Cherry picking fragments from my old paperbacks again over the last month, I am surprised how much of Howard seems relevant. The Conan tales picture a world of supposedly civilised nations fighting with superstitious ones, in battles for territory and resources. Red Nails, which I think may have been Howard’s final Conan tale, shows two warring and dwindling tribes hiding at opposite ends of a sunless and sealed necropolis, hell bent on each other’s destruction. As a metaphor for the modern human condition it’s up there with William Golding’s Lord Of The Flies and unlike Golding’s celebrated 1954 effort, is also enlivened by a gratuitously Sapphic girl-on-girl whipping scene. 
 - Comedian Stewart Lee

Robert E. Howard was not only creator of Conan, he was also the greatest of the sword and sorcery writers. His pre-historic tales of adventure, cunning, and melancholia play out against a backdrop of barbaric kings, monstrous cults, and horrors from outer space. Don’t just watch the movies. Read the stories and treat yourself to a sweat-drenched free-for-all in which everything’s up for grabs and all sandal-trod roads lead to inevitable ruin. Start with “Red Nails” (1936) or “Beyond the Black River” (1935).
 - Video Game Developers Venus Patrol

I only discovered Michael Moorcock, Clark Ashton Smith, Robert. E Howard and H.P. Lovecraft much later, but I'm now a huge fan of their writings as well...
 - RPG Writer Claus Bornich

Well, the name Road of Kings comes from a poem by [Conan the Barbarian creator] Robert E. Howard. When we first started working together, I gave the other two guys each a collection of Conan stories, and told them they were required reading.
 - Paul Siegel of Dancing Sorcerer, developers of RPG Road of Kings

4 comments:

  1. Wow. That's quite the roundup of positive quotes. Thanks!

    ReplyDelete
  2. Made me sad to see David Gemmell's name in there. I'm a fantasy fan and yet it's hard for me to find an author I'll follow where ever he goes. And I miss David.

    ReplyDelete
  3. Wow. That's quite the roundup of positive quotes. Thanks!

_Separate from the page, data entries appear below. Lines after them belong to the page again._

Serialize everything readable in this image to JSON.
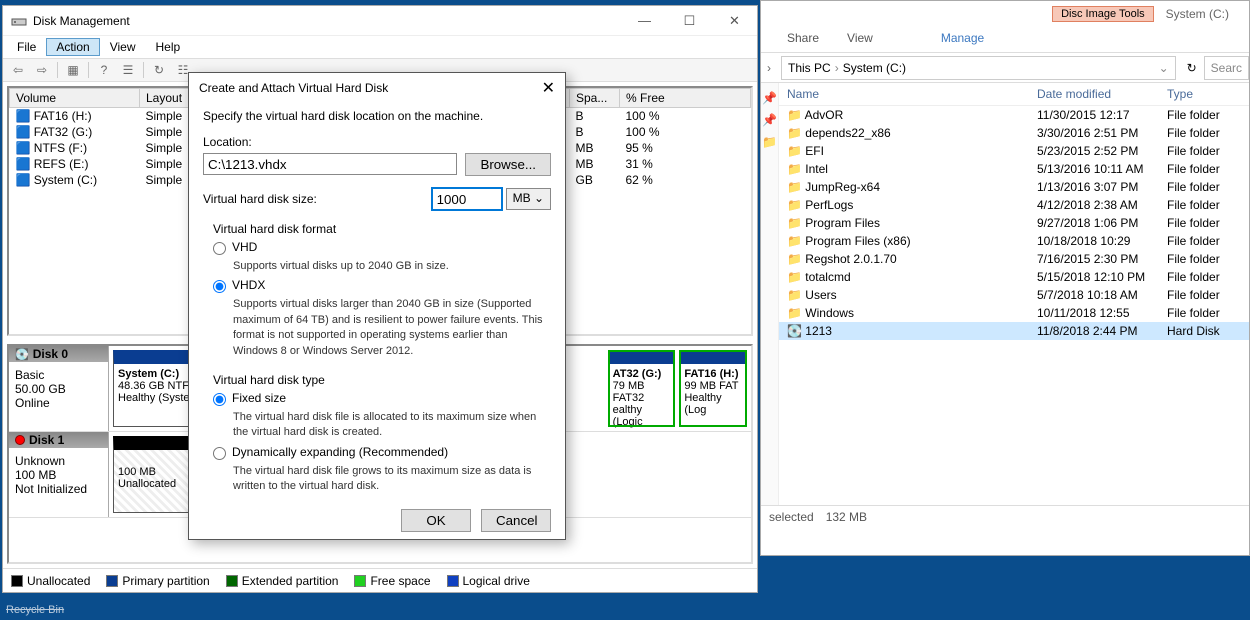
{
  "recycle_label": "Recycle Bin",
  "dm": {
    "title": "Disk Management",
    "menus": [
      "File",
      "Action",
      "View",
      "Help"
    ],
    "active_menu": "Action",
    "columns": [
      "Volume",
      "Layout",
      "Spa...",
      "% Free"
    ],
    "rows": [
      {
        "vol": "FAT16 (H:)",
        "layout": "Simple",
        "spa": "B",
        "free": "100 %"
      },
      {
        "vol": "FAT32 (G:)",
        "layout": "Simple",
        "spa": "B",
        "free": "100 %"
      },
      {
        "vol": "NTFS (F:)",
        "layout": "Simple",
        "spa": "MB",
        "free": "95 %"
      },
      {
        "vol": "REFS (E:)",
        "layout": "Simple",
        "spa": "MB",
        "free": "31 %"
      },
      {
        "vol": "System (C:)",
        "layout": "Simple",
        "spa": "GB",
        "free": "62 %"
      }
    ],
    "disk0": {
      "name": "Disk 0",
      "kind": "Basic",
      "size": "50.00 GB",
      "status": "Online",
      "vols": [
        {
          "name": "System (C:)",
          "sub1": "48.36 GB NTFS",
          "sub2": "Healthy (Syste"
        },
        {
          "name": "AT32 (G:)",
          "sub1": "79 MB FAT32",
          "sub2": "ealthy (Logic"
        },
        {
          "name": "FAT16 (H:)",
          "sub1": "99 MB FAT",
          "sub2": "Healthy (Log"
        }
      ]
    },
    "disk1": {
      "name": "Disk 1",
      "kind": "Unknown",
      "size": "100 MB",
      "status": "Not Initialized",
      "vols": [
        {
          "name": "",
          "sub1": "100 MB",
          "sub2": "Unallocated"
        }
      ]
    },
    "legend": [
      {
        "color": "#000",
        "label": "Unallocated"
      },
      {
        "color": "#0a3d91",
        "label": "Primary partition"
      },
      {
        "color": "#006600",
        "label": "Extended partition"
      },
      {
        "color": "#20d020",
        "label": "Free space"
      },
      {
        "color": "#1040c0",
        "label": "Logical drive"
      }
    ]
  },
  "dialog": {
    "title": "Create and Attach Virtual Hard Disk",
    "desc": "Specify the virtual hard disk location on the machine.",
    "location_label": "Location:",
    "location_value": "C:\\1213.vhdx",
    "browse": "Browse...",
    "size_label": "Virtual hard disk size:",
    "size_value": "1000",
    "unit": "MB",
    "fmt_label": "Virtual hard disk format",
    "vhd": "VHD",
    "vhd_sub": "Supports virtual disks up to 2040 GB in size.",
    "vhdx": "VHDX",
    "vhdx_sub": "Supports virtual disks larger than 2040 GB in size (Supported maximum of 64 TB) and is resilient to power failure events. This format is not supported in operating systems earlier than Windows 8 or Windows Server 2012.",
    "type_label": "Virtual hard disk type",
    "fixed": "Fixed size",
    "fixed_sub": "The virtual hard disk file is allocated to its maximum size when the virtual hard disk is created.",
    "dyn": "Dynamically expanding (Recommended)",
    "dyn_sub": "The virtual hard disk file grows to its maximum size as data is written to the virtual hard disk.",
    "ok": "OK",
    "cancel": "Cancel"
  },
  "explorer": {
    "context_tab": "Disc Image Tools",
    "title_text": "System (C:)",
    "ribbon": [
      "Share",
      "View",
      "Manage"
    ],
    "crumbs": [
      "This PC",
      "System (C:)"
    ],
    "search_ph": "Searc",
    "cols": [
      "Name",
      "Date modified",
      "Type"
    ],
    "items": [
      {
        "icon": "folder",
        "name": "AdvOR",
        "date": "11/30/2015 12:17",
        "type": "File folder"
      },
      {
        "icon": "folder",
        "name": "depends22_x86",
        "date": "3/30/2016 2:51 PM",
        "type": "File folder"
      },
      {
        "icon": "folder",
        "name": "EFI",
        "date": "5/23/2015 2:52 PM",
        "type": "File folder"
      },
      {
        "icon": "folder",
        "name": "Intel",
        "date": "5/13/2016 10:11 AM",
        "type": "File folder"
      },
      {
        "icon": "folder",
        "name": "JumpReg-x64",
        "date": "1/13/2016 3:07 PM",
        "type": "File folder"
      },
      {
        "icon": "folder",
        "name": "PerfLogs",
        "date": "4/12/2018 2:38 AM",
        "type": "File folder"
      },
      {
        "icon": "folder",
        "name": "Program Files",
        "date": "9/27/2018 1:06 PM",
        "type": "File folder"
      },
      {
        "icon": "folder",
        "name": "Program Files (x86)",
        "date": "10/18/2018 10:29",
        "type": "File folder"
      },
      {
        "icon": "folder",
        "name": "Regshot 2.0.1.70",
        "date": "7/16/2015 2:30 PM",
        "type": "File folder"
      },
      {
        "icon": "folder",
        "name": "totalcmd",
        "date": "5/15/2018 12:10 PM",
        "type": "File folder"
      },
      {
        "icon": "folder",
        "name": "Users",
        "date": "5/7/2018 10:18 AM",
        "type": "File folder"
      },
      {
        "icon": "folder",
        "name": "Windows",
        "date": "10/11/2018 12:55",
        "type": "File folder"
      },
      {
        "icon": "disk",
        "name": "1213",
        "date": "11/8/2018 2:44 PM",
        "type": "Hard Disk",
        "sel": true
      }
    ],
    "status_sel": "selected",
    "status_size": "132 MB"
  }
}
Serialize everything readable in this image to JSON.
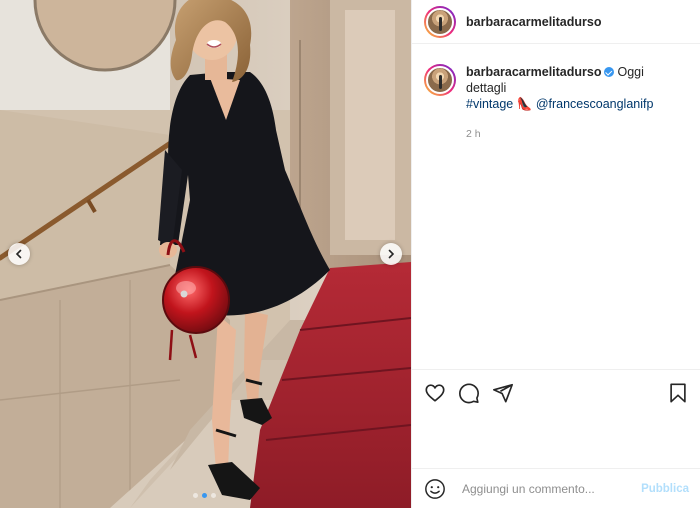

    Not at all, Paul: I think it's a good idea to have lots of them rounded up. Which reminds me, I'll have to add Tom Shippey's...

    Made me sad to see David Gemmell's name in there. I'm a fantasy fan and yet it's hard for me to find an author I'll follow where ever he goes. And I miss David.

    I know the feeling. Still, he left a helluva legacy.

    ReplyDelete
  4. Like the heroes he wrote about, Howard was single-minded and determined in his approach to writing--you always get the feeling that he's deadly serious about his subject matter and his sympathies always lay with the barbarian avengers of his tales and legends.